Sequenzielle versus kontinuierliche Therapie bei Lupusnephritis
Eine immunsuppressive Therapie mit Cyclophosphamid kann die Morbidität und Mortalität durch eine Lupus-Glomerulonephritis günstig beeinflussen, hat aber zum Teil beträchtliche Nebenwirkungen. Die folgende Studie ist der Frage nachgegangen, ob nach einer Induktionstherapie mit Cyclophosphamid auch auf ein besser verträgliches Immunsuppressivum umgestellt werden könnte.
59 Patienten mit einer proliferativen Lupusnephritis wurden in die randomisierte, kontrollierte Studie eingeschlossen. Alle erhielten initial maximal 7 monatlich verabreichte Cyclophosphamidinfusionen (0.5-1.0 g pro Quadratmeter Körperoberfläche) als Induktionstherapie. Danach erfolgte die Randomisierung zu einem der folgenden 3 Therapieregimes: Cyclophosphamid i.v. alle 3 Monate, 1-3 mg/kgKG orales Azathioprin täglich oder 500-3000 mg orales Mycophenolat Mofetil täglich. Alle diese Therapien waren begleitet von Steroiden (0.5 mg/kgKG Prednison pro Tag) sowie Mesna und Granisetron Hydrochlorid gegen Nebenwirkungen. Der follow up betrug 25-30 Monate. Primärer Endpunkt war das Überleben des Patienten und der Niere. Sekundäre Endpunkte waren chronische Niereninsuffizienz und Nebenwirkungen.

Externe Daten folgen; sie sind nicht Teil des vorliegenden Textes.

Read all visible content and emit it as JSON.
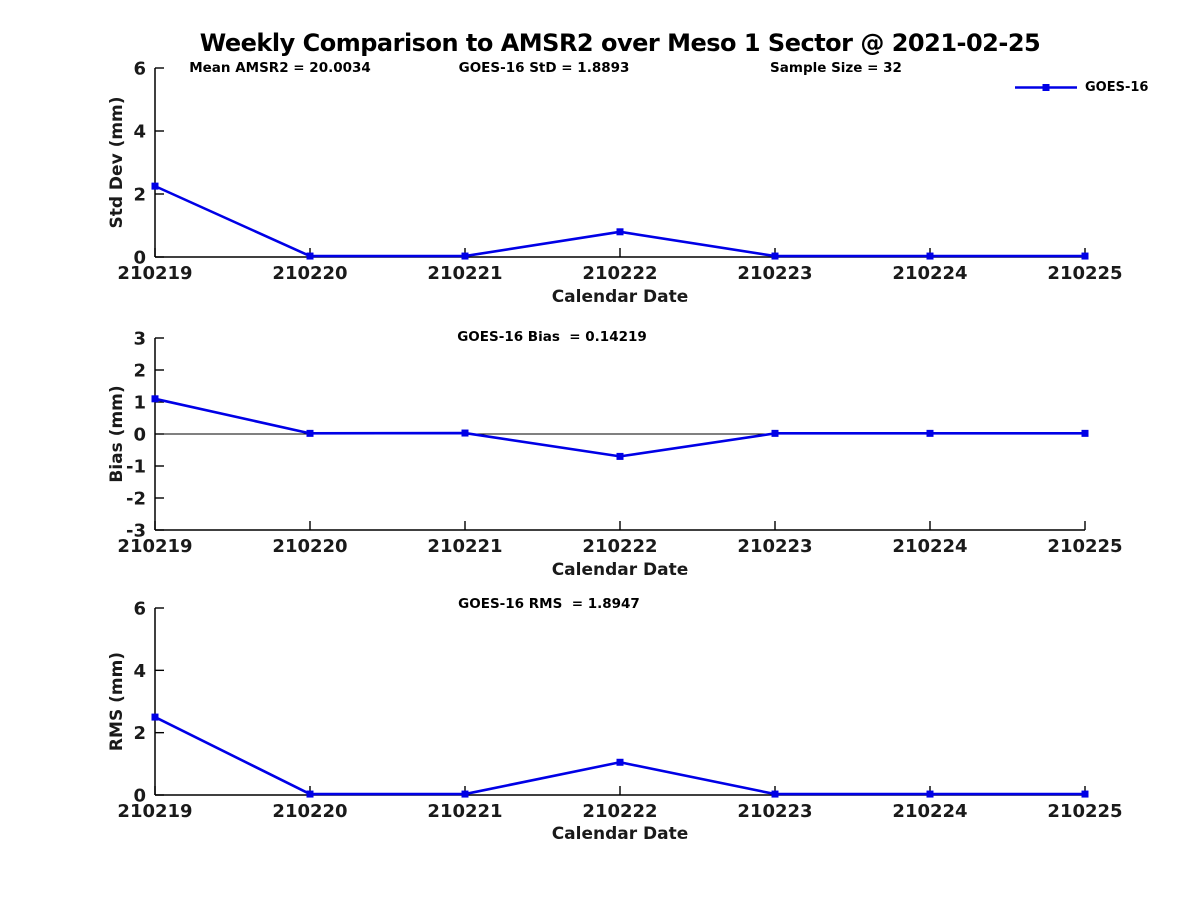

Während der Erhaltungstherapie starben 5 Patienten, davon 4 in der Cyclophosphamidgruppe und 1 in der Mycophenolatgruppe. Die Überlebensrate war damit unter Azathioprin signifikant höher als unter Cyclophosphamid (p=0.02). Der kombinierte Endpunkt Tod oder chronische Niereninsuffizienz trat unter Azathioprin (p=0.009) und unter Mycophenolat (p=0.05) signifikant seltener auf als unter Cyclophosphamid. Nebenwirkungen wie Amenorrhoe, Infektionen, Nausea und Erbrechen waren in der Cyclophosphamidgruppe mit Abstand am häufigsten.
Konklusion der Autoren: Bei Patienten mit einer proliferativen Lupusnephritis scheint die Erhaltungstherapie mit Azathioprin oder Mycophenolat Mofetil nach Induktionstherapie mit Cyclophosphamid effektiver und sicherer zu sein als eine Langzeittherapie mit Cyclophosphamid.